I'm uncertain of the applicability of this. It looks like they are trying to address some theories far buried in basic physics perceived reality, like Super string theory and some adaptations of general relativity.
Irregardless, a spinning plasma does expel an external B field. This is a basic tenet of Tokamaks. The problem with a spinning plasma though is that it creates it's own pervasive magnetic field due to the predominate flow of charged particles in one direction around a ring or ball. This introduces B fields that are not always convex towards the bulk plasma, edge instabilities become much more problematic. The plasma is magnatized, not by being embedded in an external penetrating field, but by it's own charged particle motions.
A plasma generated gross magnetic field can only be prevented by totally random particle motions within the confined space, or by matched motions that cancel each other out. The best example of this is in a Polywell that has idealized radial motions of charged particles only on radial paths, the inward motions and outward motions cancel each other out, while still producing an outward pressure against the confining magnetic field. There can be scattering to non radial directions, but these must be random so that no dominate angular momentum flow can become dominate on the gross scale. Of course on microscopic scales local interactions are mixing magnetic effects between the particles local magnetic fields in a more chaotic manner, but these short range variations must (I think) remain on scales much smaller than the gyroradius associated with the particle energies within the confining B field- not excluded. IE: the local collisional effects must totally destroy any magnetic memory of the charged particles for the bulk of the plasma. Obviously this is a more mixed picture right at the Wiffle Ball border or at lower Beta conditions.
I think the Polywell may have no confluence/ central ion focus and still work with D-D fusion, but P-B11 requires some central confluence. Without the central confluence, the charged particle motions are more chaotic, and may have considerable angular momentum, but the angular momentum motions are random, no preferred direction about some axis. Introducing such intended characteristics, deviates from the core Poolywell concepts. Such efforts might be best seen in Stellarators or perhaps FRC . Efforts to create alternate flow patterns in Polywell, are mostly concerned with bunching charged particles in time at certain radial distances. This may allow for slamming a bunch of ions in the center all at once, with net improvements in fusion over an average radial flow distribution. POPS is an example of this.
There have been efforts to spin the plasma in two magnet opposed mirror machines and in cylindrical multiple magnet mirror machines, but any gains in cusp confinement were offset by proportionately worse consequences. I think most of the introduced negatives were associated with edge instabilities worsening more than any gain in cusp confinement. How this edge instability is addressed in FRC is a mystery for me, though I suspect it has something to do with a scrape off layer.

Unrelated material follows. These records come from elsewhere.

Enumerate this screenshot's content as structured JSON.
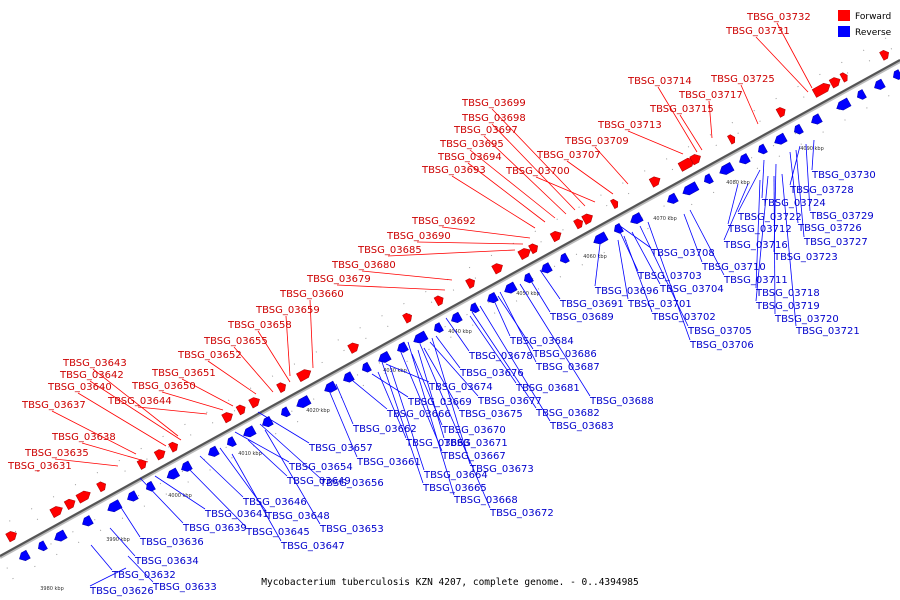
{
  "legend": [
    {
      "label": "Forward",
      "color": "#ff0000"
    },
    {
      "label": "Reverse",
      "color": "#0000ff"
    }
  ],
  "caption": "Mycobacterium tuberculosis KZN 4207, complete genome. - 0..4394985",
  "axis_ticks": [
    "3980 kbp",
    "3990 kbp",
    "4000 kbp",
    "4010 kbp",
    "4020 kbp",
    "4030 kbp",
    "4040 kbp",
    "4050 kbp",
    "4060 kbp",
    "4070 kbp",
    "4080 kbp",
    "4090 kbp"
  ],
  "forward_labels": [
    "TBSG_03631",
    "TBSG_03635",
    "TBSG_03638",
    "TBSG_03637",
    "TBSG_03640",
    "TBSG_03642",
    "TBSG_03643",
    "TBSG_03644",
    "TBSG_03650",
    "TBSG_03651",
    "TBSG_03652",
    "TBSG_03655",
    "TBSG_03658",
    "TBSG_03659",
    "TBSG_03660",
    "TBSG_03679",
    "TBSG_03680",
    "TBSG_03685",
    "TBSG_03690",
    "TBSG_03692",
    "TBSG_03693",
    "TBSG_03694",
    "TBSG_03695",
    "TBSG_03697",
    "TBSG_03698",
    "TBSG_03699",
    "TBSG_03700",
    "TBSG_03707",
    "TBSG_03709",
    "TBSG_03713",
    "TBSG_03714",
    "TBSG_03715",
    "TBSG_03717",
    "TBSG_03725",
    "TBSG_03731",
    "TBSG_03732"
  ],
  "reverse_labels": [
    "TBSG_03626",
    "TBSG_03632",
    "TBSG_03633",
    "TBSG_03634",
    "TBSG_03636",
    "TBSG_03639",
    "TBSG_03641",
    "TBSG_03645",
    "TBSG_03646",
    "TBSG_03647",
    "TBSG_03648",
    "TBSG_03649",
    "TBSG_03653",
    "TBSG_03654",
    "TBSG_03656",
    "TBSG_03657",
    "TBSG_03661",
    "TBSG_03662",
    "TBSG_03663",
    "TBSG_03664",
    "TBSG_03665",
    "TBSG_03666",
    "TBSG_03667",
    "TBSG_03668",
    "TBSG_03669",
    "TBSG_03670",
    "TBSG_03671",
    "TBSG_03672",
    "TBSG_03673",
    "TBSG_03674",
    "TBSG_03675",
    "TBSG_03676",
    "TBSG_03677",
    "TBSG_03678",
    "TBSG_03681",
    "TBSG_03682",
    "TBSG_03683",
    "TBSG_03684",
    "TBSG_03686",
    "TBSG_03687",
    "TBSG_03688",
    "TBSG_03689",
    "TBSG_03691",
    "TBSG_03696",
    "TBSG_03701",
    "TBSG_03702",
    "TBSG_03703",
    "TBSG_03704",
    "TBSG_03705",
    "TBSG_03706",
    "TBSG_03708",
    "TBSG_03710",
    "TBSG_03711",
    "TBSG_03712",
    "TBSG_03716",
    "TBSG_03718",
    "TBSG_03719",
    "TBSG_03720",
    "TBSG_03721",
    "TBSG_03722",
    "TBSG_03723",
    "TBSG_03724",
    "TBSG_03726",
    "TBSG_03727",
    "TBSG_03728",
    "TBSG_03729",
    "TBSG_03730"
  ]
}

A torus of magnatized spinning plasma can be contained very much better than in a cusp geometry, even with a Wiffleball condition. This is done in FRC (?), Tokamaks, Stellarators , Spheromaks, etc. The very important consideration though is that this spinning plasma confinement approach suffers from edge instabilities that is proportional to ~ the denssity squared. And as the fusion ideally scales as the density squared, the Tokamaks, at least, require large volumes of plasma to get the desired fusion output because of the density limits. ExB issues also contribute. A Polywell with it's non magnatized plasma, and EXTREAMLY important confining B field convex geometry tolerates higher densities. The Edge instabilities are not the problem, the ion ExB losses are not the problem, the cusp leakage is . It is a trade off. The proportionate cusp leakage can be much worse- at correspondingly increased densities, the density gains outweigh the poorer cusp confinement limit provided you can push Beta to near one and establish Wiffleball conditions that significantly improves the cusp confinement. It is still poor, well under a second, versus perhaps a thousand seconds for a Tokamak, but the operating pressure can be pushed to more than make up the difference from a triple product standpoint.
If a Tokamak or Stellarator can be made to limit the edge instabilities through various interventions and ExB ion issues can somehow be addressed, then they may support higher Beta/ densities and eclipse the advertized Polywell advantages. I've touched on ExB issues, but I will resist launching on a further long discussion, except to say that the Polywell avoids this issue to a large degree because it does not have a spinning magnatized plasma. Ideally ion losses are dominated by collisional up scattering to escape the potential well and hit a cusp or alternatly be leaked through the B field by ExB diffusion. Here the ExB problem is much less because the proportion of the ion population that reaches this magnetic domain is a small percentage of the total. The ExB losses is like having a plasma at lower density without actually doing so..
Tokamaks with it's spinning plasma, is limited by ExB diffusion (of ions) and edge instabilities. Polywells are resistant to these concerns and are limited by cusp losses, primarily of electrons. You choose your poison, and go from there. The designs are mutually opposed to each other. One avoids cusps, the other embraces them. One embraces plasma flow induced magnetic fields, the other abhors them. Trying to incorporate the two approaches into some compromise hybrid is probably doomed to failure.... But, if the experts had a good comprehensive handle on plasma behavior we would already have high Q reactors. They might not be economical, but the physics would be solved or abandoned.
To error is human... and I'm very human.